The material that makes up the manure should be broken down with no identifiable pieces of hay or other feedstuffs. The presence of stems or intact grains in the manure can indicate that your horse may not be chewing properly. It’s best to call your veterinarian or equine dentist to have his teeth checked; he may need a thorough exam and floating.
If your horse’s manure doesn’t form neat balls, it may indicate a more serious health issue. Piles of soft or liquid manure could also be the result of stress, such as after a hard work out. If your horse has soft or loose manure, take his temperature. If he has a fever, contact your veterinarian. Think about what you’ve fed your horse over the last day or two; a change in diet could lead to misshapen manure. Giving your horse certain medications, such as an antibiotic, can also upset his intestinal flora. Check to see if any other horses in the barn are showing signs of diarrhea. You can also have your veterinarian analyze a sample of the diarrhea-type manure, so she can evaluate for parasites and microscopic evidence of blood. Bacterial infections, such as Salmonella and Clostridial bacteria, can be contagious to other horses, so be sure to practice good hygiene if your horse has diarrhea!

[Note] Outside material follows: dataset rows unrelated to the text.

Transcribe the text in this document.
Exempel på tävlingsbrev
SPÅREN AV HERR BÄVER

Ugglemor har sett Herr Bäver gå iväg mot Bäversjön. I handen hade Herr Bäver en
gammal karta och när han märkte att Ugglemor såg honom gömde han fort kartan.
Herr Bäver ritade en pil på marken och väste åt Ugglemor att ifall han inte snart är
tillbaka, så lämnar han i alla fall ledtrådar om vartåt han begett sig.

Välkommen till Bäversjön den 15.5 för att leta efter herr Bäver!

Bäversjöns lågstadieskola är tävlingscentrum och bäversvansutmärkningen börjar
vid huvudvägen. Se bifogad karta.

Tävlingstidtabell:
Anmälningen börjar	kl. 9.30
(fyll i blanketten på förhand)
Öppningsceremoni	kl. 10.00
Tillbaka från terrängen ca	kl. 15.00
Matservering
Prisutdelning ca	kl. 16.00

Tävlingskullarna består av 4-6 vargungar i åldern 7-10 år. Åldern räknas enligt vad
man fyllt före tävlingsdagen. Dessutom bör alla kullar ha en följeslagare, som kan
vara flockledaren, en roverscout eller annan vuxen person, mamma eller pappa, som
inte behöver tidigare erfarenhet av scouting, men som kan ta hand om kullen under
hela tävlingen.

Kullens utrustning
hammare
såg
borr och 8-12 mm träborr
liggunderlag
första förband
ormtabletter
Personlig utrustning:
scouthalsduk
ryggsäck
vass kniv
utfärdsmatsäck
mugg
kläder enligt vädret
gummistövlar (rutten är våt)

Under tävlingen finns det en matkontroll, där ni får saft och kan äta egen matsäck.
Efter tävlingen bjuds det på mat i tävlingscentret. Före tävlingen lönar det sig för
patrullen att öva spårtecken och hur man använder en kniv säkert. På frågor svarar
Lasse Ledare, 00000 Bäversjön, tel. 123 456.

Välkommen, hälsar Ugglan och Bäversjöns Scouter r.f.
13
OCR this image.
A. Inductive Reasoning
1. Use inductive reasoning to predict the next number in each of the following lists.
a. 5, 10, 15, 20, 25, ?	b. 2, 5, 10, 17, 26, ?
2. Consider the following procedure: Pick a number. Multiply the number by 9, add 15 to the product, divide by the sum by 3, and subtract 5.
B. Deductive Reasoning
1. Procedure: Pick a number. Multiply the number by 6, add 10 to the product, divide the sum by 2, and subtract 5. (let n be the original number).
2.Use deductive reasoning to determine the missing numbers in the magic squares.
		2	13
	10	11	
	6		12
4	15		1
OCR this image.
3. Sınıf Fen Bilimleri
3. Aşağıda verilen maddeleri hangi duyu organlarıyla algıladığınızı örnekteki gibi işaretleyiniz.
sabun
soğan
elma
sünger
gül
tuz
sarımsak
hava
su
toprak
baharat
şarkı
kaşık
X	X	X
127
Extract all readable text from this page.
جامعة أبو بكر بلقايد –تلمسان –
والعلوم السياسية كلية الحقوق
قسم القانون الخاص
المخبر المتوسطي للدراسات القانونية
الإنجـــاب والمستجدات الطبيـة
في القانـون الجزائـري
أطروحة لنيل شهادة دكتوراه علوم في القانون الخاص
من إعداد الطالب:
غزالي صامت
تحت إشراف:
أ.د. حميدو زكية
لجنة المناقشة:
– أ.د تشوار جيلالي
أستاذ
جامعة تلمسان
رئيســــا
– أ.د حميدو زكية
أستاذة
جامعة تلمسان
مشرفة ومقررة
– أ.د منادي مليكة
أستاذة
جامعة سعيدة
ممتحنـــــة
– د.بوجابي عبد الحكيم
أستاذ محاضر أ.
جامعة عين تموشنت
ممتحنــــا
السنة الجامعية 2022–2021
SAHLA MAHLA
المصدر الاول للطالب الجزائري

Foals have immature immune systems and can dehydrate easily, so if your foal develops diarrhea, contact your veterinarian right away. However, there is one exception to the rule: most foals will have loose manure 7 to 10 days post-birth, and again at 30 days, when their dams go through a heat cycle. Known as foal heat scours, this diarrhea occurs as the foal’s gastrointestinal tract switches over to normal bacterial flora. These foals will not show signs of fever or other illnesses, although they may eat manure (coprophagy) to help them populate their gut with bacteria. This is a transient condition that only lasts a couple of days.
When looking at your horse’s manure piles, check closely to see if you detect any worms. If you notice parasites, your horse probably needs to be dewormed. You may also notice parasites a day or two after your horse has been dewormed due to purging; this is normal. However, if your horse hasn’t been dewormed recently and you discover worms, contact your veterinarian immediately to have her analyze a sample of the manure and discuss an appropriate deworming plan.
These five factors are important indicators of your horse’s health. Keeping tabs on his manure production and noting any changes in his droppings will help you to catch any potential health issues early on.